La scoperta dell’origine e dei meccanismi di trasmissione della malaria permise anche di comprendere il funzionamento terapeutico del chinino, la cui efficacia in funzione antimalarica era conosciuta dal Seicento. Il suo impiego come profilassi e terapia di massa venne reso possibile dalla vertiginosa diminuzione dei costi tra il 1870 e il 1911, a sua volta determinata dall’estensione delle piantagioni dell’albero di china (dalla cui corteccia si estraeva il principio attivo del farmaco) nell’isola di Giava da parte degli Olandesi.

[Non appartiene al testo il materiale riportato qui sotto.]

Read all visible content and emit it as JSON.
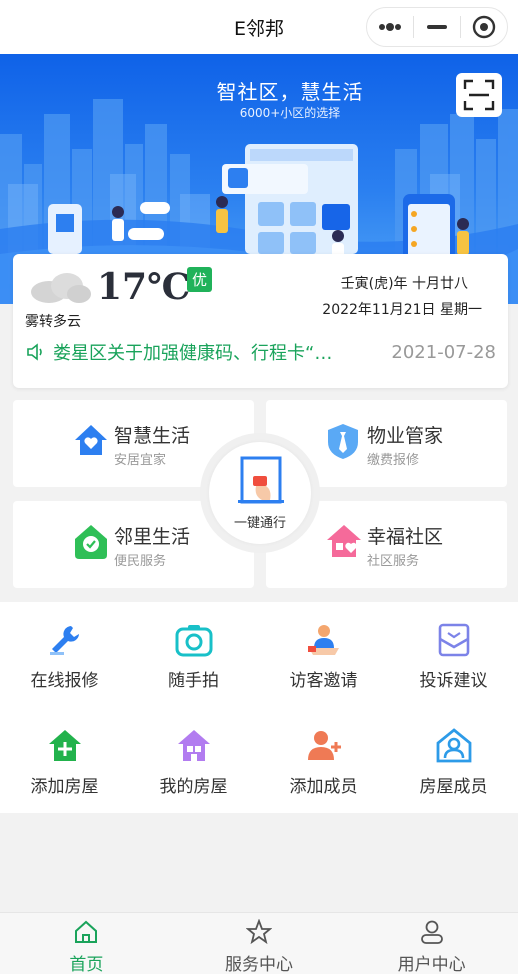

3. IL CHININO DI STATO CONTRO LA MALARIA
I successi della malariologia e la disponibilità del chinino indussero il Parlamento, tra il 1900 e il 1907, ad approvare una serie di leggi che finanziavano ed organizzavano una grande campagna nazionale volta all’eradicazione della malaria tramite la distribuzione di massa appunto del chinino. «Lo Stato si assunse l’onere di acquistare chinino di qualità garantita sul mercato internazionale, confezionarlo in pasticche e distribuirlo in tutte le zone malariche incluse nel programma. Il farmaco sarebbe stato fornito gratuitamente ai poveri e a tutti coloro che lavoravano all’aria aperta: il chinino, che fino ad allora era stato esclusivo appannaggio dei cittadini più facoltosi, era finalmente alla portata di tutti» (Snowden, p. 61).

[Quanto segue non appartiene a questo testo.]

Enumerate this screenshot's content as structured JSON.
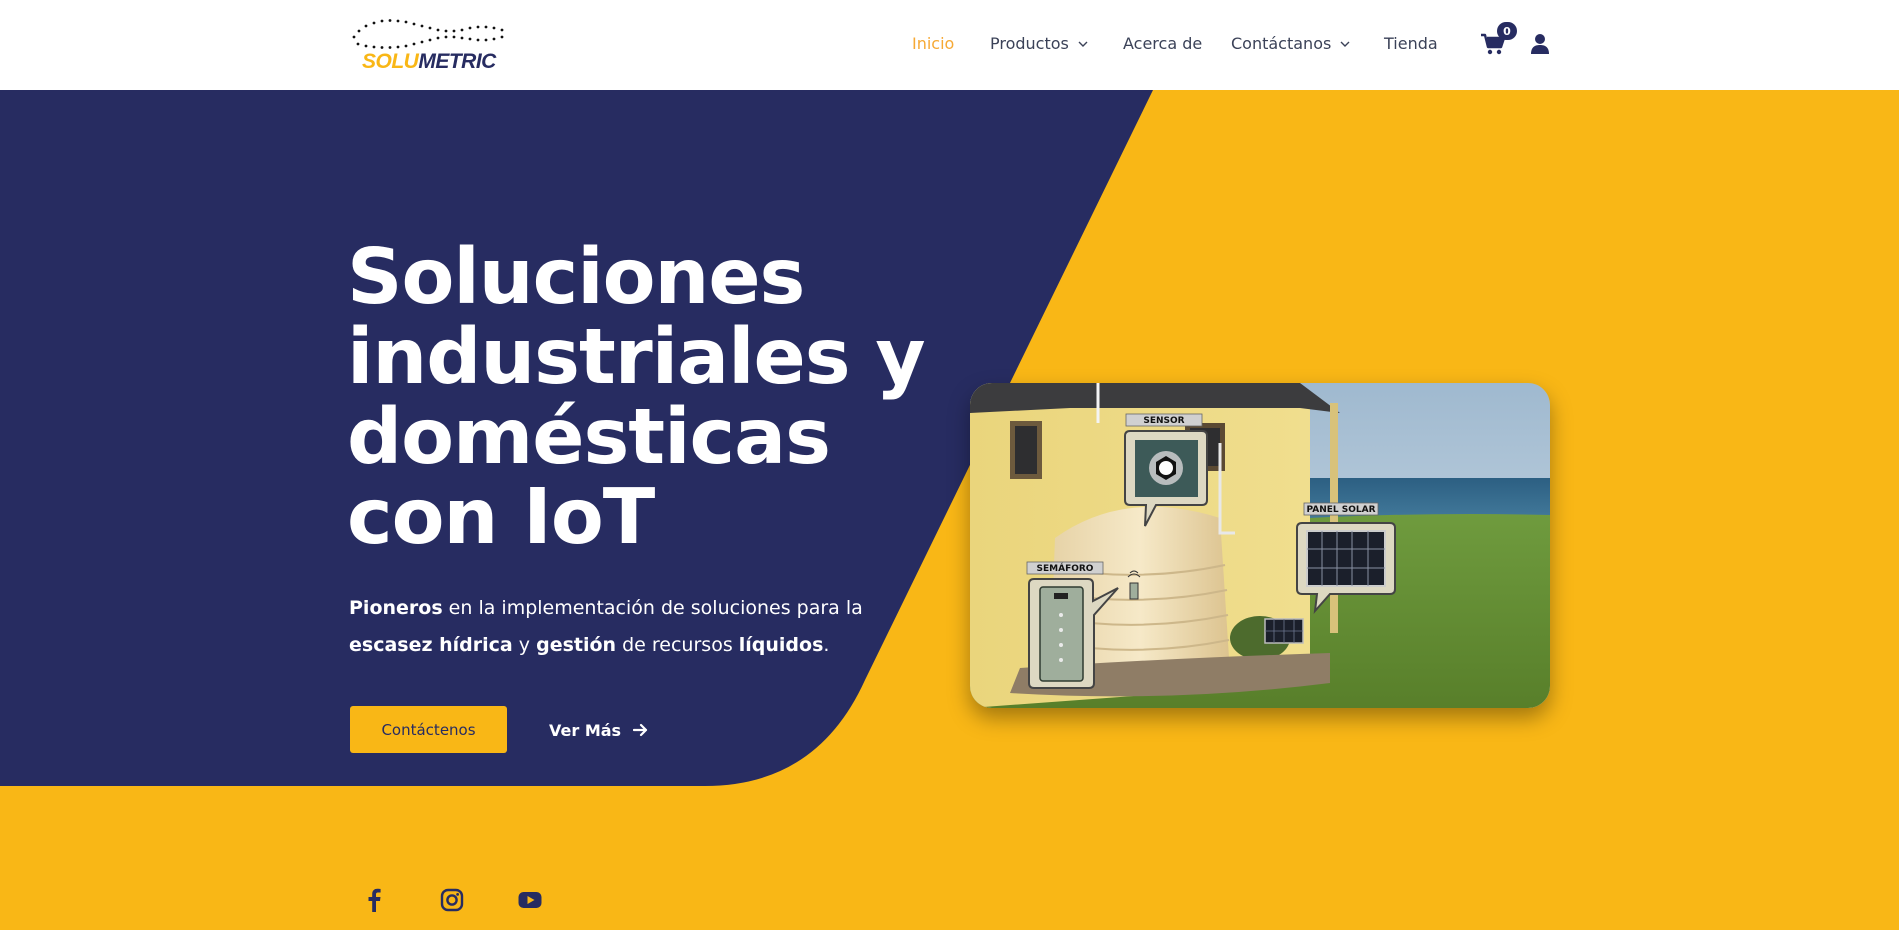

Ma la popolazione soggetta all’infezione malarica era soprattutto quella che abitava nelle campagne, nei villaggi, in agglomerati dispersi e quindi difficilmente raggiungibile, considerata anche la scarsa disponibilità, in rapporto al territorio, di medici e personale sanitario. Inoltre, i contadini e i poveri dovevano proprio essere convinti ad assumere il farmaco e secondo piani di assunzione molto precisi, ciò che contrastava con l’ignoranza e la diffidenza assai diffuse a livello popolare.
Assistenti sanitarie distribuiscono il chinino
in una scuola rurale (Majori 2010)
Perciò, la distribuzione del farmaco doveva essere preceduta e accompagnata da una serie di interventi che ne avrebbero reso effettiva ed efficace la disponibilità del chinino: nel primo decennio del Novecento la guerra contro la malaria fu in effetti condotta in stretta collaborazione da Stato, comuni, medici, studenti di medicina, insegnanti, volontari, impegnati non solo a distribuire il farmaco ma anche e contemporaneamente in un’opera di educazione, formazione, convincimento dei contadini analfabeti per rendere possibile i piani cronologici di assunzione del farmaco, pena la sua inefficacia. Vennero quindi organizzati stazioni sanitarie rurali, sanatori per l’infanzia, scuole itineranti, presidi mobili in grado di individuare e seguire i malati nei villaggi, nei casolari, nelle campagne più impervie.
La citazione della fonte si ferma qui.